RFE/RL Correspondent Convicted, Threatened For Reporting on Serbian Corruption
(Prague/Washington — March 26, 2004) An RFE/RL correspondent was convicted on March 16 of criminal libel for reporting on the alleged seizure of a building in the Serbian town of Sabac in 2000 by a Milosevic-era Serbian government minister. The correspondent, Hanibal Kovac, was sentenced to a suspended two-month jail term. If convicted on any charge during the next twelve months, Kovac will be sent to jail. Kovac still faces trial on five other criminal libel charges filed against him by the former minister, Cedomir Vasiljevic.
RFE/RL President Thomas A. Dine said that Kovac’s conviction “comes at a time when the independent media in Serbia are reeling after the return to power of ultranationalists and Milosevic cronies. Kovac is being punished for being a professional journalist.”
In his complaint, Vasiljevic, a businessman and senior official in the Serbian Radical Party that now dominates the Serbian parliament, claims that Kovac libeled him in broadcasting allegations concerning the building seizure. According to eyewitnesses, Vasiljevic and an armed guard allegedly broke into and seized the building, evicting the current occupants and beating several of them. Then-minister Vasiljevic later registered the building in his own name. Several of the women allegedly beaten during the building seizure tried to file suit against Vasiljevic, but the local court has refused to consider their complaint.

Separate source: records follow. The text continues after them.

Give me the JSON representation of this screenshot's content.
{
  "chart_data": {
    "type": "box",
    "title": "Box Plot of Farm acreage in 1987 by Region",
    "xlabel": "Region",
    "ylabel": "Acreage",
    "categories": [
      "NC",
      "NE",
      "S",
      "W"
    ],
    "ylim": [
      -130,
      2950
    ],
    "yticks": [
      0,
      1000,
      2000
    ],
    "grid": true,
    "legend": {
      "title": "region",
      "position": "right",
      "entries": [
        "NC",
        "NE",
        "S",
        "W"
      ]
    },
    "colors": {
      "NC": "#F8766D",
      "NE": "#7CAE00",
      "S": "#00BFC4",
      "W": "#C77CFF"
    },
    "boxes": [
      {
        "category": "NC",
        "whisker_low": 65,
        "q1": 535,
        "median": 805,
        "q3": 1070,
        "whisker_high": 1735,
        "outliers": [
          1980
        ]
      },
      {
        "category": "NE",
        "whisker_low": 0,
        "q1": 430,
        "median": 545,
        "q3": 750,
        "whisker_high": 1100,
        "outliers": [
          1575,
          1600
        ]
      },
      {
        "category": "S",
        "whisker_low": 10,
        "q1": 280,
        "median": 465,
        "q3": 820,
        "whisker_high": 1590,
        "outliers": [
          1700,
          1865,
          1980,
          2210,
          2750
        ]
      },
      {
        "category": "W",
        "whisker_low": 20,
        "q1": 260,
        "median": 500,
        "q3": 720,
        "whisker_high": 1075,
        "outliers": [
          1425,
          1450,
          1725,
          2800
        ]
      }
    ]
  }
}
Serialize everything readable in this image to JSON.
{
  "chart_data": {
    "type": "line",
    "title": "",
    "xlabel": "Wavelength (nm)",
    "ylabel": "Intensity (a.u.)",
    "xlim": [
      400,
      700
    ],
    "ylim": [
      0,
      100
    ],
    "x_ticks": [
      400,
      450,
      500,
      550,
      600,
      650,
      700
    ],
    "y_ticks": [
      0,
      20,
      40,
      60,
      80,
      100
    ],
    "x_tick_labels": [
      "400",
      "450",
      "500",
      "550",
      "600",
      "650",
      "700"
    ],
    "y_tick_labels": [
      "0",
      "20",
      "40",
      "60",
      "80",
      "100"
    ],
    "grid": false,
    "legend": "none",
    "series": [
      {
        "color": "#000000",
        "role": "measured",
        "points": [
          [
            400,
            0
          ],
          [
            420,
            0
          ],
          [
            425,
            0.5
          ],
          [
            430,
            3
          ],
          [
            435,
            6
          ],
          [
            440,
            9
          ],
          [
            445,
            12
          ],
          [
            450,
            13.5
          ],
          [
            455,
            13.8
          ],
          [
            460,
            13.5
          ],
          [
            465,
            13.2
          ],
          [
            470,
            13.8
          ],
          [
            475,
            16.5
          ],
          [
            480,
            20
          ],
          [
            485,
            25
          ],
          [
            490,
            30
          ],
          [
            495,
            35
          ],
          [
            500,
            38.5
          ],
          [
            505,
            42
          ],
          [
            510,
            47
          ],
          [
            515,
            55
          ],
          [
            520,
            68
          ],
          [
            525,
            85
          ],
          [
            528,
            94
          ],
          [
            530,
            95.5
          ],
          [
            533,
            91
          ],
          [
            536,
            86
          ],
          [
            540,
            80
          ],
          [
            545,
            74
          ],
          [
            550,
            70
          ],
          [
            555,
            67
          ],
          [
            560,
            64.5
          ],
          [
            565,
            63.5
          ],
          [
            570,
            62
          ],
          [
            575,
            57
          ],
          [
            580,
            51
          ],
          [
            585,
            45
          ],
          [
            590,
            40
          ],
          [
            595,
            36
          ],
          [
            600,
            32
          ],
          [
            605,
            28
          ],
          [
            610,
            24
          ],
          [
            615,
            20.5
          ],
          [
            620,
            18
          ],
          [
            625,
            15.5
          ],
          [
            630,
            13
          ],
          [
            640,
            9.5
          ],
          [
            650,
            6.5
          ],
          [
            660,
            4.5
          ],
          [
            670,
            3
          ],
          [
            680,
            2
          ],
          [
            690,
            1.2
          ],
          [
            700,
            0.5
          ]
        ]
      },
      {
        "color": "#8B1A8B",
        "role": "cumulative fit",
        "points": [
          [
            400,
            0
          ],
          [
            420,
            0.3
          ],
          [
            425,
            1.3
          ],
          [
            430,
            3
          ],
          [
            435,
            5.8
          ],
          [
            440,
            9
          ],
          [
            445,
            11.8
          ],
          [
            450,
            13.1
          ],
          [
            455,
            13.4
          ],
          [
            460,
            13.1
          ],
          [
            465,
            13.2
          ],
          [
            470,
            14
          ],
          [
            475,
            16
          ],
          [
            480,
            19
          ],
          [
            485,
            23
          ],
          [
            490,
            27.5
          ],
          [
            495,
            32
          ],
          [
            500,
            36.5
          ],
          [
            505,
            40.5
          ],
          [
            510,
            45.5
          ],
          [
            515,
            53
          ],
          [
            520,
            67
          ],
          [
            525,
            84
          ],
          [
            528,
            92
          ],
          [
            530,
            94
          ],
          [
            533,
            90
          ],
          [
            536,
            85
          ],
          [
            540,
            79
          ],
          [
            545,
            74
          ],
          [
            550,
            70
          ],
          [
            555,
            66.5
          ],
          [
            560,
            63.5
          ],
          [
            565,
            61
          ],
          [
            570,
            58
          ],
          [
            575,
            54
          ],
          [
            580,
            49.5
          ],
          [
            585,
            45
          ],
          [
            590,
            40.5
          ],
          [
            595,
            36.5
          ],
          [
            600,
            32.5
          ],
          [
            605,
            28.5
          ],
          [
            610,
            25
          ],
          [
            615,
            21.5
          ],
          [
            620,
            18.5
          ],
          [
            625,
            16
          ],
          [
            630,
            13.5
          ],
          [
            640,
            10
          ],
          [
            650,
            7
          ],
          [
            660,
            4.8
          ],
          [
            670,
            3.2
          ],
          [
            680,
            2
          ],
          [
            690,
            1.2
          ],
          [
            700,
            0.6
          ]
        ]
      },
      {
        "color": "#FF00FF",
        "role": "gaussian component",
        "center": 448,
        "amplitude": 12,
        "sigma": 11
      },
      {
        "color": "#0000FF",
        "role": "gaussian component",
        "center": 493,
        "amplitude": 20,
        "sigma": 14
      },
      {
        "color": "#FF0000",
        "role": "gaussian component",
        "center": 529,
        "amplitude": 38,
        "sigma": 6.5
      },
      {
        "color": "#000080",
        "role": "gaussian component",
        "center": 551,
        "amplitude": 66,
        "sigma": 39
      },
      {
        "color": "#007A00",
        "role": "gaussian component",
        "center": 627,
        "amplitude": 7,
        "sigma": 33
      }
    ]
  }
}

In late 2003, Kovac interviewed the women and filed a report for RFE/RL’s South Slavic and Albanian Languages Service, in which the women alleged that the court refused to consider their suit because Vasiljevic is a powerful figure in their town. In response to the report, Vasiljevic not only filed a criminal complaint against Kovac but, according to the correspondent, threatened to kill him.
The presiding judge during the trial was a known associate of Vasiljevic, Ivica Lazarevic, who was himself the subject of a Kovac report for RFE/RL on nepotism in the local judiciary in Sabac. During the trial, Judge Lazarevic did not allow Kovac’s attorneys to call as defense witnesses any of the women Kovac interviewed for the report.
Kovac says that he has been subjected to threats of bodily harm from Vasiljevic and his associates since 1999, due to reports aired by RFE/RL about a number of alleged misdeeds. One of these reports, concerning the denial to Roma of access to a Vasiljevic-owned public swimming pool in Sabac, led to Serbia’s first and only conviction to date on charges of discrimination against Roma. Kovac was severely beaten by Vasiljevic’s bodyguards in June 2000 while swimming at the pool in question.